XPath Cheat Sheet
Simple node selection
Simple XPath expressions you can use as a beginner
//article # find all <article> tags
//article/h1 # find all <h1> tags directly below an <article>
//a/@href # find all href attributes of <a> tags
//span[@class='someclass'] # find all <span> with class set to 'someclass'
(//span[@class='someclass'])[2] # get the 2nd <span> of this class only
//input[@class='someclass' and @name='searchtext'] # find by multiple attributes
Relative queries are possible using ‘.’
.//a # all <a> tags below current node
./div # all direct <div> children
Get node contents
All those expressions return nodes. When you directly want to access a nodes content do use text()
//article/text()
Using functions when matching
To match attribute text use contains()
//a[contains(@href, 'https')] # Get all HTTPS links
To do negative matches use not()
//a[not(contains(@href, 'https'))] # Get all non-HTTPS links
To count nodes use count()
count(//articles/h2)
To match result length use string-length()
//a[string-length(@href) > 55]
For partially matches starts-with()
//a[starts-with(@href, '/blog')]
Use arithmetic functions
You can do calculations using the functions sum(), ceiling(), round(), min(), max()

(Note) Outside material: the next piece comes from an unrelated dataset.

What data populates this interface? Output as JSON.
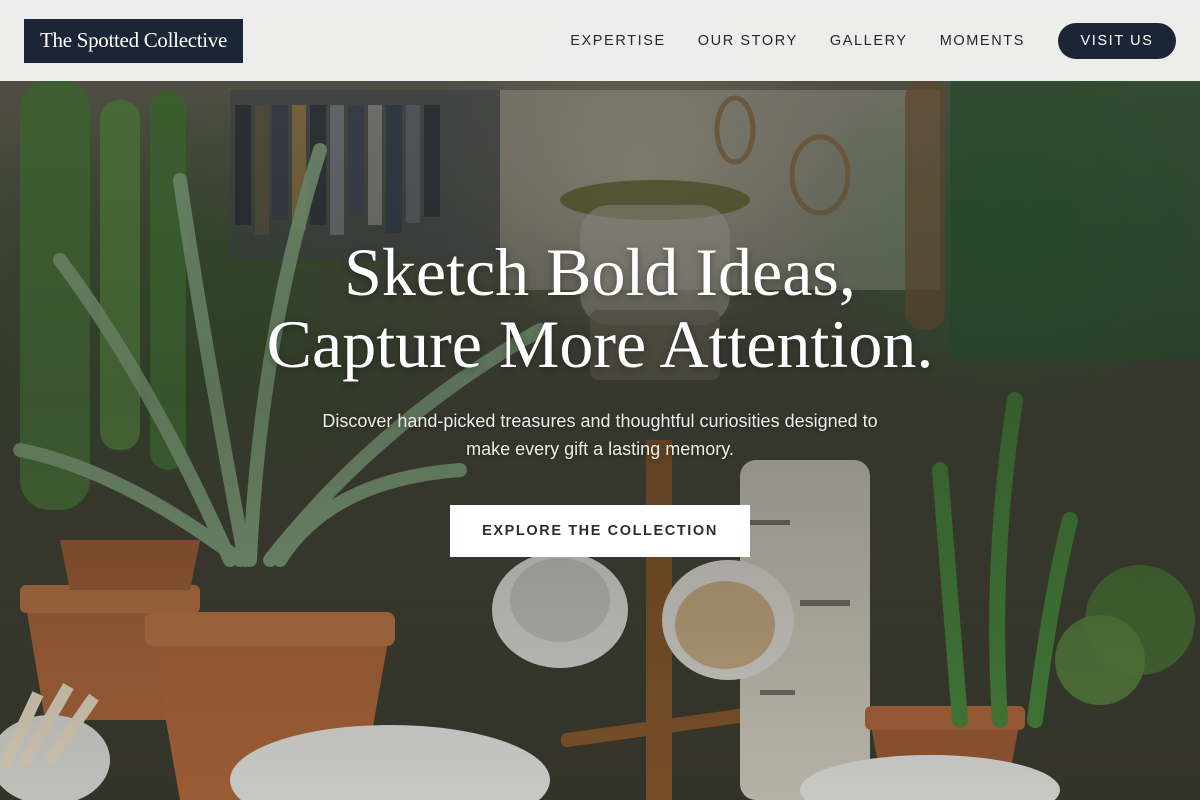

sum(//people/@age) # Total age of all people
ceiling((sum(//people/@weight)/count(//people))) # Avg weight rounded
Note: The following examples are only usable with XSLT 2.0
min(//people/@weight) # Min weight
max(//people/@weight) # Max weight
sum(//articles/(@sold + @in_stock))
which for each article would sum first the attributes ‘sold’ and ‘stock’ and then sum up all articles together.
Axis Navigation
To do node relative lookups you can apply a so called ‘axis’ to the current node. Examples
child::span # Select all childs that are <span>s
descendant::span # Select all <span>s that are descendants
ancestor::span # Select all <span>s that are ancestors
ancestor-or-self::span # Select all <span>s that are ancestors and the current node if it is a <span>
following::span # Select following node of type <span>
following-silbling::span # Select following node of type <span>
preceding::span # Select preceding node of type <span> (but not ancestors, attributes and namespaces)
peceding-sibling::span # Select all siblings before this node
attribute::lang # Select the @lang attribute
namespace # Other axis'es
parent
self
Instead of passing a name (like ‘span’ and ‘lang’ above) you can also pass ‘*’ to match all nodes along the axis
child::*
attribute::*
descendant::*
[...]
And also extract node sets and text content
child::text() # Get all text content of all child nodes
child::node() # Get a node set of all child nodes